For some Arkansas growers, rain is still a four-letter word
Much of Arkansas received a quarter of an inch of rain or more between Friday and Monday, with some spots receiving up to 6 to 8 inches, according to maps from National Weather Service.
“Between Friday evening and Monday morning, we did receive at least 4 inches of rain,” said Herb Ginn, Lawrence County Extension staff chair for the University of Arkansas Division of Agriculture, adding that another half-inch fell with a storm Monday afternoon. “A little rain would have been okay, but 4 inches was way too much.
“Many fields have standing water on them and farmers are trying to get the water off the fields. Needless to say, field operations have again come to a halt. The remainder of the week looks very wet which will further prevent planting.”

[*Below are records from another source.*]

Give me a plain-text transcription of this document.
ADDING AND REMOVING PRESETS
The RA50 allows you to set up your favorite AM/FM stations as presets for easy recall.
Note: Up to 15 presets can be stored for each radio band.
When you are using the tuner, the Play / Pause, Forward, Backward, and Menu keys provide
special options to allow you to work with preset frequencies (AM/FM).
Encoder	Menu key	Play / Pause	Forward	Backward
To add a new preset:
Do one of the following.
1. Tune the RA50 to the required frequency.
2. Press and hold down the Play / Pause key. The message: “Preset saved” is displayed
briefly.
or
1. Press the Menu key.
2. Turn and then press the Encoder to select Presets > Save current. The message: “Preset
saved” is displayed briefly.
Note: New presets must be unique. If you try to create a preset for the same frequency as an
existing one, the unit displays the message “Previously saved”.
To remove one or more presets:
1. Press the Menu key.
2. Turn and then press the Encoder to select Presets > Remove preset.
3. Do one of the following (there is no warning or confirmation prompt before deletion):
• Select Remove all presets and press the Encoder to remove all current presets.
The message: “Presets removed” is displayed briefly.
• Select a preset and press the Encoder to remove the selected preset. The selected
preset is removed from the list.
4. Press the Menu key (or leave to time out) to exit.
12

In Prairie County, still recovering from the White River‘s rampage, the rain was a blessing.
“Since Friday, rainfall amounts range from 1.5 to 3 inches,” said Brent Griffin, Prairie County Extension staff chair. “Overall, it was a good general rain, with damage limited to a few limbs blown off.
“Rainfall and warm temperatures really helped to get the corn and rice back growing. Soybean planting will begin in earnest along with pre-flood nitrogen being applied to rice when soil dries. Not too many washed out rice levees this time.”
Still, growers made progress in planting for the week that ended Sunday, according to the report issued Monday by the National Agricultural Statistics Service.
Soybeans were still crawling, with 39 percent planted, up from 32 percent the previous week. Last year, 54 percent had been planted at the same time. Winter wheat harvest began with 2 percent of the crop harvested.
In other crops:
- Corn -- 99 percent planted, compared with 94 percent last week.
- Cotton -- 80 percent planted, compared with 47 percent last week.
- Rice – 84 percent planted, up from 63 percent last week.
- Sorghum – 89 percent planted, up from 74 percent last week.